Cryopreservation of adipose-derived stromal/stem cells using 1-2% Me 2 SO (DMSO) in combination with pentaisomaltose: An effective and less toxic alternative to comparable freezing media.

Autor: Svalgaard JD; Department of Clinical Immunology, Rigshospitalet, University of Copenhagen, 2100, Copenhagen, Denmark. Electronic address: jesper.dyrendom.svalgaard@regionh.dk., Munthe-Fog L; Department of Clinical Immunology, Rigshospitalet, University of Copenhagen, 2100, Copenhagen, Denmark., Ballesteros OR; Department of Clinical Immunology, Rigshospitalet, University of Copenhagen, 2100, Copenhagen, Denmark., Brooks PT; Department of Clinical Immunology, Rigshospitalet, University of Copenhagen, 2100, Copenhagen, Denmark., Rangatchew F; Department of Plastic Surgery and Burns, Rigshospitalet, University of Copenhagen, 2100, Copenhagen, Denmark., Vester-Glowinski PV; Department of Plastic Surgery and Burns, Rigshospitalet, University of Copenhagen, 2100, Copenhagen, Denmark., Haastrup EK; Department of Clinical Immunology, Rigshospitalet, University of Copenhagen, 2100, Copenhagen, Denmark., Fischer-Nielsen A; Department of Clinical Immunology, Rigshospitalet, University of Copenhagen, 2100, Copenhagen, Denmark.
Jazyk: angličtina
Zdroj: Cryobiology [Cryobiology] 2020 Oct; Vol. 96, pp. 207-213. Date of Electronic Publication: 2020 Jun 22.

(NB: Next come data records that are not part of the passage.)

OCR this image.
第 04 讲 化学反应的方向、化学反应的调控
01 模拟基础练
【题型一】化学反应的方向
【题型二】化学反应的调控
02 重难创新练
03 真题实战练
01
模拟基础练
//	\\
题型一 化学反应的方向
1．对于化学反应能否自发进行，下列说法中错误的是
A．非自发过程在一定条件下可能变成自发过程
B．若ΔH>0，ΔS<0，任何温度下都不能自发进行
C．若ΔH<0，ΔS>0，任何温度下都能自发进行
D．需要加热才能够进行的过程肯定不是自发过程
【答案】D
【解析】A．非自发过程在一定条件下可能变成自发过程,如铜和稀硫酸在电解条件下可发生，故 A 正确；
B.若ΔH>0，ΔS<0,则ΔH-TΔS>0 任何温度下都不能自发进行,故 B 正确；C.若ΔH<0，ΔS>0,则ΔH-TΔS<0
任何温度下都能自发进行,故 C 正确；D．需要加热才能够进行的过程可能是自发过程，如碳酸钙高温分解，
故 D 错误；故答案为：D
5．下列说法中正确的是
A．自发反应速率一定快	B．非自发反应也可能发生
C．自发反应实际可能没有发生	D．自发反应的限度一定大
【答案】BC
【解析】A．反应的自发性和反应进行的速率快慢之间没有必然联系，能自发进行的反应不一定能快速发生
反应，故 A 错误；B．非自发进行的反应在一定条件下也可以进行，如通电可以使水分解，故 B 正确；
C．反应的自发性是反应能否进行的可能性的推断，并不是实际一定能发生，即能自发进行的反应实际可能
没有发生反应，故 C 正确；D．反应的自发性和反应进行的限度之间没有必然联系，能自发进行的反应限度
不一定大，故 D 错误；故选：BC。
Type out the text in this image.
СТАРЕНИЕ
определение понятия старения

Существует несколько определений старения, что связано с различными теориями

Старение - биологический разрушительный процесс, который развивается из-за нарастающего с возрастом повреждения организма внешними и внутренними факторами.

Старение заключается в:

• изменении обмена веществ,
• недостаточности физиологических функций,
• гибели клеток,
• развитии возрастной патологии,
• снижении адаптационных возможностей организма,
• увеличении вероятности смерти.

DOI: 10.1016/j.cryobiol.2020.05.014
Abstrakt: Mesenchymal stromal/stem cells (MSCs) derived from bone marrow, umbilical cord and especially adipose tissue are increasingly being explored for their therapeutic potential to treat a wide variety of diseases. A prerequisite for most allogeneic off-the-shelf and some autologous MSC therapies is the ability to safely and efficiently cryopreserve cells during production or for storage prior to treatment. Dimethyl sulfoxide (Me 2 SO) is still the commonly used gold standard cryoprotectant (CPA). However, undesirable cellular impacts and side effects of Me 2 SO have led to an increasing demand for the development of safe and effective alternatives. This study investigated the effect of pentaisomaltose as a CPA for cryopreservation of adipose-derived stromal/stem cells (ASCs). We compared pentaisomaltose-based freezing media containing 1% Me 2 SO (PIM1) or 2% Me 2 SO (PIM2) to our in-house freezing media formulation containing 10% Me 2 SO (STD10) and to CryoStor freezing media containing 2% or 10% Me 2 SO (CS2 and CS10). We assessed the recovery of viable ASCs, their phenotype, differentiation potential, proliferation potential, and migratory potential. Further, their immunomodulatory potential was assessed by measuring their ability to suppress T cell proliferation and express immunomodulatory markers. The results showed that the post-thaw viability of ASCs cryopreserved with STD10, CS10 and PIM2 was improved compared to that of CS2. The recovery of ASCs with PIM1 and PIM2 was also improved compared to that of CS2. Proliferation and migration were comparable among the tested freezing media. The results showed no difference in the induction of PDL1, PDL2 or IDO1 expression. Nevertheless, the potential of cryopreserved ASCs to suppress T cell proliferation was reduced when the Me 2 SO concentration was reduced (CS10>STD10>CS2 and PIM2>PIM1). Altogether, the migratory and immunomodulatory potential combined with improved recovery indicate that the addition of pentaisomaltose in the freezing media may allow for the reduction of the Me 2 SO concentration to 2% while retaining a more potent cell product that what is recovered using comparable freezing media. With the desire to reduce the amount of Me 2 SO, these results suggest that 2% and potentially even 1% Me 2 SO in combination with 10% pentaisomaltose could be an effective and less toxic alternative to comparable freezing media.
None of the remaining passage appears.